The writing greatly emphasizes virginity and total denial of the flesh, making it excellent writing. Ancient Gnosticism thought that the body and material things are inherently evil, and Thecla converted her to abstain from sex, pleasure, etc. The text has become famous for teaching celibacy to the people who consider chastity a need for spiritual service, like Catholicism. The Catholic Church has made her a saint worthy of veneration though she was not.

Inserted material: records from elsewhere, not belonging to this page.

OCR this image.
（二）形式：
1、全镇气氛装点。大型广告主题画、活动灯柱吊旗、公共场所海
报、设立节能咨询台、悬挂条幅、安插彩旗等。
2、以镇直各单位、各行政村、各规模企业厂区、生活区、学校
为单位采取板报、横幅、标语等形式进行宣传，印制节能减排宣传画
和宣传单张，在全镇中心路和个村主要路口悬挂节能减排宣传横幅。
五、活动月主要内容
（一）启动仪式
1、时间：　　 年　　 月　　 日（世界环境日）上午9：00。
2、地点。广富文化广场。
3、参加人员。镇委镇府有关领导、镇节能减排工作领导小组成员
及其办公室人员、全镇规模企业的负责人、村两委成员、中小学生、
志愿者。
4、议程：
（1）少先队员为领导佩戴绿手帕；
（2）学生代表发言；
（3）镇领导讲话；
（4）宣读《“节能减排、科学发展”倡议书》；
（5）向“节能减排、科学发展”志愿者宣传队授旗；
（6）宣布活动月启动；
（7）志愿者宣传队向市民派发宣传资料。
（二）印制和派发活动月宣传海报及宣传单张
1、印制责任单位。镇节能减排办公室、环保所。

This writing was an old series of pseudepigraphal (noncanonical) New Testament writings known as the Apocryphal Acts. It was about AD 160–180 when this text was written. It describes the Apostle Paul's travels and teachings. Tertullian (AD 160–230) mentioned the Acts of Paul first. He thought that the manuscript was heretical as it encouraged women to preach and baptize.

Who wrote 'The Acts of Paul and Thecla and from where it was taken?

According to Tertullian, a presbyter of a church in Asia, wrote the text. The presbyter said that he wrote it "out of love of Paul," and he was expelled from his church office. The author established a close relationship between sexual purity and salvation to conform to doctrinal orthodoxy regarding continence and the Resurrection despite the anti-Pauline endorsement of female ministry. However, the author did not support the moral laxity of heretical Gnostic sects.

The bottom line:

The article contains all about 'Acts of Paul and Thecla' where you get to know about a boy and a girl. People didn't know about the actual contents until the publication in 1904 of a 6th-century Coptic manuscript. It means that the entire Apocryphon has three different texts, including the Acts of Paul and Thecla, a letter from the Corinthians to Paul and his reply, and the Martyrdom of Paul. People found each of these separate writing in many manuscripts and different publications. The subsequent publication in 1936 of a substantial Greek fragment supported the theory that the texts offer common authorship.